Everything else about the game is solid. First, there is a great sound track that captures the drama and fun of New York City in an anime setting. Yes, Geki Tekikou Kagakiden does get played during the game. Unfortunately, it only lasts for a few minutes. That said, the main theme is just as catchy and motivating as the original, while the rest of the music does a good job at bringing the drama closer to you. All of the voice acting is either in English or Japanese, depending on which disc you decide to use. This provides a rather odd quandary: if you decide to play the game in English, get ready to hear a terribly forced southern accent and a terribly obnoxious Mexican accent. On the other hand, going with the Japanese option means you have a bunch of non-Japanese characters speaking the language fluently in a country where English is the standard language. Either way, the voice acting is passable at best. Luckily, the game looks fantastic. There are a ton of fabulous portraits and animation sequences by Kosuke Fujishima. Despite the robots looking like goofballs, they move gracefully and execute some over the top and inspired attacks.

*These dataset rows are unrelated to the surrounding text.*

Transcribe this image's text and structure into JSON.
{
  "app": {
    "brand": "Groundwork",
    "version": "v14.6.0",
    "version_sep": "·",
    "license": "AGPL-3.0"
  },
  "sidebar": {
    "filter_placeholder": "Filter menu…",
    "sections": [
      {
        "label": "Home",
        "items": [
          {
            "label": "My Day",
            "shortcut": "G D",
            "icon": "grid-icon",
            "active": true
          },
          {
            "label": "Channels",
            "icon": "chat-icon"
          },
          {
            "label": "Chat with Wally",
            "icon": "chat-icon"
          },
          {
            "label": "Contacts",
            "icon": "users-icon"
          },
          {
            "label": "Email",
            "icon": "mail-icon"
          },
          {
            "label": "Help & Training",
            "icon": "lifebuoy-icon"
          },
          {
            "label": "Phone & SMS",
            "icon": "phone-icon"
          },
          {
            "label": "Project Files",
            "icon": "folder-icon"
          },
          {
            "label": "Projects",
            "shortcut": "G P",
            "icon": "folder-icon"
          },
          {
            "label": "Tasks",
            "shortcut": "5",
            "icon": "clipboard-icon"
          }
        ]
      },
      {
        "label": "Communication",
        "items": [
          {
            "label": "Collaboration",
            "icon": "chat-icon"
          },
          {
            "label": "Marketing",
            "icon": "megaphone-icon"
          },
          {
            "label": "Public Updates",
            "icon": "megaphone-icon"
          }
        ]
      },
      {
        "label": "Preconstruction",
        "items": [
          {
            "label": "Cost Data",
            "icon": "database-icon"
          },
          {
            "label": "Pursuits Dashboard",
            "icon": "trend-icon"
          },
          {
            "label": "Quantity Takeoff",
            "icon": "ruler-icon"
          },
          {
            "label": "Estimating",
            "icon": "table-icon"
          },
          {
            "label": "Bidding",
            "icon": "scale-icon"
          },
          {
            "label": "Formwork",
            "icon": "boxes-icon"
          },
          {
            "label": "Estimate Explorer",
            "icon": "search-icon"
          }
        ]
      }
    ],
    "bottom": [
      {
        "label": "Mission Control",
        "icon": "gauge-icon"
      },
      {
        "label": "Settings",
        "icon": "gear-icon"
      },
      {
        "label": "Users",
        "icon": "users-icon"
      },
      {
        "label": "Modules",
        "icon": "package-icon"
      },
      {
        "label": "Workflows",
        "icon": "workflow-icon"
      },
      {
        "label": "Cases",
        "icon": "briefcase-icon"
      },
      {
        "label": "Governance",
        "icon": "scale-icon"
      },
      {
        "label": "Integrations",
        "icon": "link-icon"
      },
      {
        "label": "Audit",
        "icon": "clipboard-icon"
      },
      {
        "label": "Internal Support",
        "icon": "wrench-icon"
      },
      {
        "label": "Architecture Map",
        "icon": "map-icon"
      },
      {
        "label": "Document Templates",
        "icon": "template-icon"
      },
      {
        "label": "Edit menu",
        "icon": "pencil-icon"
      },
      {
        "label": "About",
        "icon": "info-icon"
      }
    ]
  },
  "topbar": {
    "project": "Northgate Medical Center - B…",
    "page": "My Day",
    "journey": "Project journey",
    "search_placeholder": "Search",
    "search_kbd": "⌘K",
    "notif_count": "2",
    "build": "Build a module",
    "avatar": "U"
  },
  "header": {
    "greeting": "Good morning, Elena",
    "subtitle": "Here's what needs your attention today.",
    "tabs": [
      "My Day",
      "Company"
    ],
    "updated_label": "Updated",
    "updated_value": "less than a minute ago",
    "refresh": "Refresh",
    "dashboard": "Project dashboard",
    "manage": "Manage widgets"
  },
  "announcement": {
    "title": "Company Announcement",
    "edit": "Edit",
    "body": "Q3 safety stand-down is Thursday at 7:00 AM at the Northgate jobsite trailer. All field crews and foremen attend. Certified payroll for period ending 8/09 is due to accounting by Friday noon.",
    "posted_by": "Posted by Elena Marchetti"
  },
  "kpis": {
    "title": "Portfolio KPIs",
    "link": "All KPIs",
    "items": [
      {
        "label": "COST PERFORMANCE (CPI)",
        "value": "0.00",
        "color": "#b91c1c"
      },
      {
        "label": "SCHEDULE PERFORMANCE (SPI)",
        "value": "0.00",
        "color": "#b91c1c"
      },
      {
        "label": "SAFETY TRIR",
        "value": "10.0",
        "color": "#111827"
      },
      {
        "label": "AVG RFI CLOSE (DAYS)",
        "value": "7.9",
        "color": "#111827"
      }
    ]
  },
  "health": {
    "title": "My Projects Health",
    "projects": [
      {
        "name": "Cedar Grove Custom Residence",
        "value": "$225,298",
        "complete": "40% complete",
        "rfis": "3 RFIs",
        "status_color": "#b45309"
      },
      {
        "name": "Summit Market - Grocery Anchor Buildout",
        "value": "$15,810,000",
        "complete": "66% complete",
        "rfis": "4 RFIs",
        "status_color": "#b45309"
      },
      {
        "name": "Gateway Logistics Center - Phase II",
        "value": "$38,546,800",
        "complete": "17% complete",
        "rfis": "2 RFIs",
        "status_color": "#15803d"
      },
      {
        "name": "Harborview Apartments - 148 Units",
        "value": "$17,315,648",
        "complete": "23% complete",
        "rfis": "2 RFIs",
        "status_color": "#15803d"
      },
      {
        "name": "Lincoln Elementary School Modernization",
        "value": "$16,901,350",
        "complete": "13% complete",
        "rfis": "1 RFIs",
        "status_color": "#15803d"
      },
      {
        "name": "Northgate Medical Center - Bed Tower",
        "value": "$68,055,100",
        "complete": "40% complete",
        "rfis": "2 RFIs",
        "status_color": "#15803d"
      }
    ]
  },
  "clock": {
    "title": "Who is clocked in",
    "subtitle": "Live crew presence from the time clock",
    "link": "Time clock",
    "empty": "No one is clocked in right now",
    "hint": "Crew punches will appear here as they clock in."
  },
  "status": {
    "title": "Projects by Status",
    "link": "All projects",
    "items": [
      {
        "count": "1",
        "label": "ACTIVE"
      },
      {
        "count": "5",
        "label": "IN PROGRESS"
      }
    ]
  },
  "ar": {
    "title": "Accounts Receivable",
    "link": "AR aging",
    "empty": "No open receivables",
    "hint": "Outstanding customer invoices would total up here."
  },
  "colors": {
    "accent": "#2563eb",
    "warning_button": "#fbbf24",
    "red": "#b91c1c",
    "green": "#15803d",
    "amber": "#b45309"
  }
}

Those who decide to find the game new will be treated to a poster of Gemini, a unique art book and a plus-sized instruction manual. Sakura Wars: So Long, My Love is an average game that has some shining moments. Dealing with these shining moments means dealing with the ones that aren’t so shining. If you want to get to know the variety of characters, you need to put off with the fickle LIPS and the stifling battles. In order to hear the music, you need to also hear the voice acting. That said, fans of anime and SRPGs will likely find something special in this title. However, the people that will enjoy this the most will be those who have followed the Sakura Wars/Taisen series since the beginning. I think the fact that this is the first game to get a proper localization speaks volumes about the series. While unique, it’s clear that the series wouldn’t have shined like the Star Division in our country.